The second failure is abdication: the overreaction to abuse that produces ministry environments with virtually no governmental structure, no recognised authority, and no capacity for genuine apostolic direction. This failure is no less damaging than the first, though it wounds more quietly and more slowly. A community without genuine governmental grounding is not safer than one with abusive authority; it is simply differently endangered. It drifts. It fragments. It loses its capacity for coordinated advance.

It mistakes the absence of leadership for the presence of freedom, when in reality the vacuum created by abdicated authority is always filled by something: the loudest voice, the most anxious faction, the largest donor, or simply the slow gravitational pull of entropy.

The recovery of genuine apostolic authority requires the rejection of both failures, not the selection of one over the other, but the construction of something categorically different from either; namely, the governmental pattern the New Testament actually describes.


What the New Testament Actually Says

The New Testament’s most concentrated and consequential treatment of apostolic authority appears in Ephesians 4:11–13, a passage so foundational to a genuinely biblical governmental understanding that it warrants careful and unhurried attention.

“And he gave the apostles, the prophets, the evangelists, the shepherds and teachers, to equip the saints for the work of ministry, for building up the body of Christ, until we all attain to the unity of the faith and of the knowledge of the Son of God, to mature manhood, to the measure of the stature of the fullness of Christ.” — Ephesians 4:11–13 (ESV)

Three elements of this passage demand particular attention, because each one subverts the distorted models of authority that have done so much damage.

First, the gifts are given by Christ, not assumed by the gifted. The apostle, prophet, evangelist, shepherd, and teacher do not appoint themselves. They are given, edōken, the aorist of didōmi, a completed act of divine bestowal. This is not the language of institutional appointment or personal ambition. It is the language of grace. Those who carry genuine fivefold governmental grace carry something they did not generate and cannot sustain by their own effort; they carry a gift entrusted to them for the sake of others, accountable to the One who gave it.

Second, the purpose of these gifts is equipping, katartismos in the Greek, a term drawn from both medical and nautical usage in the first century. In medicine, katartismos described the setting of a broken bone or the restoration of a dislocated joint: the return of a member to its proper place and full function within the body. In the nautical world, it described the fitting-out of a ship with everything necessary for the voyage it was built to undertake. Neither usage carries any connotation of control. Both carry the connotation of restoration to full capacity.

The authority of the fivefold gifts exists not to manage the saints but to restore them to the full ministerial functioning for which they were created.
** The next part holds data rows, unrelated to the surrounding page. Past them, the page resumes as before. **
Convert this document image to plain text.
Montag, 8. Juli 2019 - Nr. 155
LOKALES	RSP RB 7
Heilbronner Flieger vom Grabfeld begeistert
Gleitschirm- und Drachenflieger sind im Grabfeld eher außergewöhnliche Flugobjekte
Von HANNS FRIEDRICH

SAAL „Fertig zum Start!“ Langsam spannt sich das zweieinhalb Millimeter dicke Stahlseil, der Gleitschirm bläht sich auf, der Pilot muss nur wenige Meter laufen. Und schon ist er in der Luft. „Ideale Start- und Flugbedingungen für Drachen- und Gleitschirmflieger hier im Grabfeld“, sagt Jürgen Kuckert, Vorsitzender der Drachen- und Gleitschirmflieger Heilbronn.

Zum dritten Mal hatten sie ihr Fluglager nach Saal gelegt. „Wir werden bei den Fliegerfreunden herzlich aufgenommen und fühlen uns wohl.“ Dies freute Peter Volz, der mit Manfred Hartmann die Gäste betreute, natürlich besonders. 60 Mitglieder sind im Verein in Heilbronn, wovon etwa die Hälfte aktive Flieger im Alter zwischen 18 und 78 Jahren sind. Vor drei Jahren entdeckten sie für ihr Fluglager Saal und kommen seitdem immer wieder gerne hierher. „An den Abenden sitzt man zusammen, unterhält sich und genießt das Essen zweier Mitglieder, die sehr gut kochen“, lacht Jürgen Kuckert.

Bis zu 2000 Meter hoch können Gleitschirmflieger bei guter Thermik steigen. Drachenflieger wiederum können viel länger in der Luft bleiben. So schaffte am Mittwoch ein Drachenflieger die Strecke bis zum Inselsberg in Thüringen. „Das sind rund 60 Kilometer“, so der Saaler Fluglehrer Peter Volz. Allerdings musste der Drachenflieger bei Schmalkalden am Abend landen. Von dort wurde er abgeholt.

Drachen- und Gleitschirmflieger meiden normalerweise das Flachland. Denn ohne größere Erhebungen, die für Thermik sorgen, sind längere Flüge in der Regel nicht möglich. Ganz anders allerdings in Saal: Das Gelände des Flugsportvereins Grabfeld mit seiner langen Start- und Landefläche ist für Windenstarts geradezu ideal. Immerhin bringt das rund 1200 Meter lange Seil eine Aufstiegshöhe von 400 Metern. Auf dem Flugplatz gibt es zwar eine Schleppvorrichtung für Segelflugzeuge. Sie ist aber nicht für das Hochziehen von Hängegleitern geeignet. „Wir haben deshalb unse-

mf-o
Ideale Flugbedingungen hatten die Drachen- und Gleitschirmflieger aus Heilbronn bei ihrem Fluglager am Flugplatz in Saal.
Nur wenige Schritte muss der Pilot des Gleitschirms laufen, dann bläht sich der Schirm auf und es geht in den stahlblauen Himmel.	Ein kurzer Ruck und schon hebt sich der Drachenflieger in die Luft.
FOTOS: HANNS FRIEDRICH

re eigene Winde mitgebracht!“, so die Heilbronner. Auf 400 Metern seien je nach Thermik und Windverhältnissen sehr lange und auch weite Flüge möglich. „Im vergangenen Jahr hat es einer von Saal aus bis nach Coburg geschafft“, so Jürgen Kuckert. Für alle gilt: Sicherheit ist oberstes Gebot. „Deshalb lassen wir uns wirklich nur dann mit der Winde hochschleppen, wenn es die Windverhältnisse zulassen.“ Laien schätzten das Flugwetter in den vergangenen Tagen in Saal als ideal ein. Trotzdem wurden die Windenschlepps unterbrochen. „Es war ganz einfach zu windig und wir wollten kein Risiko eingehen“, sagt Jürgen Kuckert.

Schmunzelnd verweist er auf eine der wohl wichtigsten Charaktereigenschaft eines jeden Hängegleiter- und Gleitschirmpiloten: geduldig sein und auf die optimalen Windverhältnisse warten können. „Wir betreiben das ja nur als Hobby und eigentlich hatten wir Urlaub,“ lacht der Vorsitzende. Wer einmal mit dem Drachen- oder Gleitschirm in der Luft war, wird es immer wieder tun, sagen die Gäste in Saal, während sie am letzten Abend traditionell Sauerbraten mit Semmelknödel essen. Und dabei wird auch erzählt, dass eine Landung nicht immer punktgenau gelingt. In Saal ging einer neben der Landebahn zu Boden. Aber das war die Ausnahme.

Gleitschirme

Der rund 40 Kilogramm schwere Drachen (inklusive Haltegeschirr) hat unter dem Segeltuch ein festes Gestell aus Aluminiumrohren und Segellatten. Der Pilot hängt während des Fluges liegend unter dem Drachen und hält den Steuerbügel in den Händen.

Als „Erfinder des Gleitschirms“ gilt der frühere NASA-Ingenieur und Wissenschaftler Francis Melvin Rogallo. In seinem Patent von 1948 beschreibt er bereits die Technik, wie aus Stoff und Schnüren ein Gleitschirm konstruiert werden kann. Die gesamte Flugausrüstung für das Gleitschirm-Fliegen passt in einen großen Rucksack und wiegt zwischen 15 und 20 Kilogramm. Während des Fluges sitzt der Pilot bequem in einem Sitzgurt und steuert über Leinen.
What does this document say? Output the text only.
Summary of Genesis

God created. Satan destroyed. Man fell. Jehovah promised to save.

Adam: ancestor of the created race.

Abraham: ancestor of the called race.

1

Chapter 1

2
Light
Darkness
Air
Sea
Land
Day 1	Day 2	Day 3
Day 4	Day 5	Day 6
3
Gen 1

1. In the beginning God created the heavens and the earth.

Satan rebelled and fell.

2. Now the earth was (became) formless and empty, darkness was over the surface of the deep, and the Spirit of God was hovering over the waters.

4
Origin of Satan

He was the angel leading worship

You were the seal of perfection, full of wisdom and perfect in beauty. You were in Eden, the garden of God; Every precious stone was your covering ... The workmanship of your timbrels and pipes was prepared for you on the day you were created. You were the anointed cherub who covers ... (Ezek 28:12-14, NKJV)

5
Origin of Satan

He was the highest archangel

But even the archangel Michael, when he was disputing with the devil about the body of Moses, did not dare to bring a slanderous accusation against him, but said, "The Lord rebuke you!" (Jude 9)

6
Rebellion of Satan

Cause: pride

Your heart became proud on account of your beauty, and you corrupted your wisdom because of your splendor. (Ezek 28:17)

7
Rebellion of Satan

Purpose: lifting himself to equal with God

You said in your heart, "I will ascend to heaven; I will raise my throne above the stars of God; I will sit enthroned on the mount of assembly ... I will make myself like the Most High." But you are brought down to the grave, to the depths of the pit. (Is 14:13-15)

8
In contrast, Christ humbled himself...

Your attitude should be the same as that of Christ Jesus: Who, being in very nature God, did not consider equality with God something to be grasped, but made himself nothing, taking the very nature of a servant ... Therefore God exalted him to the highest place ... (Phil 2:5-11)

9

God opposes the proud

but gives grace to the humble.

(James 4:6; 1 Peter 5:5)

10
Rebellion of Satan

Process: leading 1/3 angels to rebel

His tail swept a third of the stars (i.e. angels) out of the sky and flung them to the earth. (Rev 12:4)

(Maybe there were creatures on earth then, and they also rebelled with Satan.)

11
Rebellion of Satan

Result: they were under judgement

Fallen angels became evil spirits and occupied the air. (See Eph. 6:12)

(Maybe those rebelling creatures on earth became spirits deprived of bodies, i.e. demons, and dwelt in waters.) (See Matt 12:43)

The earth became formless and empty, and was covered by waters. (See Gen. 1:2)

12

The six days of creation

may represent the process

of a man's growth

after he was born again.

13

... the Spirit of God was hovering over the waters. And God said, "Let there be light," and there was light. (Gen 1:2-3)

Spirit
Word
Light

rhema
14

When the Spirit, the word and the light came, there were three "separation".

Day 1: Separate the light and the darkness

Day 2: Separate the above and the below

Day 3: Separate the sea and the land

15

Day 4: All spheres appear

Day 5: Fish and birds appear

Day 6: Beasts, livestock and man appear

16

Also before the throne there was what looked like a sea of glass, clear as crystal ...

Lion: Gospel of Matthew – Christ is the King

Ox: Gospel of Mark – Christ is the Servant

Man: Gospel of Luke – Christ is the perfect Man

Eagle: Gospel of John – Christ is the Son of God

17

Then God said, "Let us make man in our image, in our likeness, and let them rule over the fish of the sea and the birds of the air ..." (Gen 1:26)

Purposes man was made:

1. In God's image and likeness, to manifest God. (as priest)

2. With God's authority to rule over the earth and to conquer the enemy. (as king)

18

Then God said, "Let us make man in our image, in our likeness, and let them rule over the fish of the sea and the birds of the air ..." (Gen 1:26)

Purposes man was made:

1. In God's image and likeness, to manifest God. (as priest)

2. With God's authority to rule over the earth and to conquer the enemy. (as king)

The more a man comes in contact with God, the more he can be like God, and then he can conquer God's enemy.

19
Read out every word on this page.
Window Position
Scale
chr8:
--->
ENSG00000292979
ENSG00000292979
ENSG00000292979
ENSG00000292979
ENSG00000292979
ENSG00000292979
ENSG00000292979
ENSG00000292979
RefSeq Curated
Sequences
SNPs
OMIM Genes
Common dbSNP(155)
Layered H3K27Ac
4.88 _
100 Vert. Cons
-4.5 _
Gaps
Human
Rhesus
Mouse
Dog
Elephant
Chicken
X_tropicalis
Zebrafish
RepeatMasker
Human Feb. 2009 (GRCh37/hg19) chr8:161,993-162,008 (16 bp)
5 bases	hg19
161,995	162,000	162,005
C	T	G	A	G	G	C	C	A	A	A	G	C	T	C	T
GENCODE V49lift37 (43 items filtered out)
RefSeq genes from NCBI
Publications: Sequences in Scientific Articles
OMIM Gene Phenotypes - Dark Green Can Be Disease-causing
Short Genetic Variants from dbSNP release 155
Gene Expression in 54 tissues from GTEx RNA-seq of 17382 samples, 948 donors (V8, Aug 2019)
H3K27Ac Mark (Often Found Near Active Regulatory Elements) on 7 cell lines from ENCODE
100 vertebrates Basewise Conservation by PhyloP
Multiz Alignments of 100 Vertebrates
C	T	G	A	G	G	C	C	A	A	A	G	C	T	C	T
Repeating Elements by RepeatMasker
Every exercise of apostolic authority that does not produce this outcome has departed, however sincerely, from its own mandate.

Third, the telos, the goal toward which all of this governmental activity is oriented, is “the measure of the stature of the fullness of Christ.” This is an ambition of breathtaking scope. The endpoint of apostolic authority is not an efficiently managed community or a numerically impressive congregation. It is the full-orbed corporate reproduction of Christ himself in and through his people. Every governance structure, every leadership appointment, every exercise of spiritual government that is not consciously oriented toward this end has settled for something far smaller than the New Testament envisions.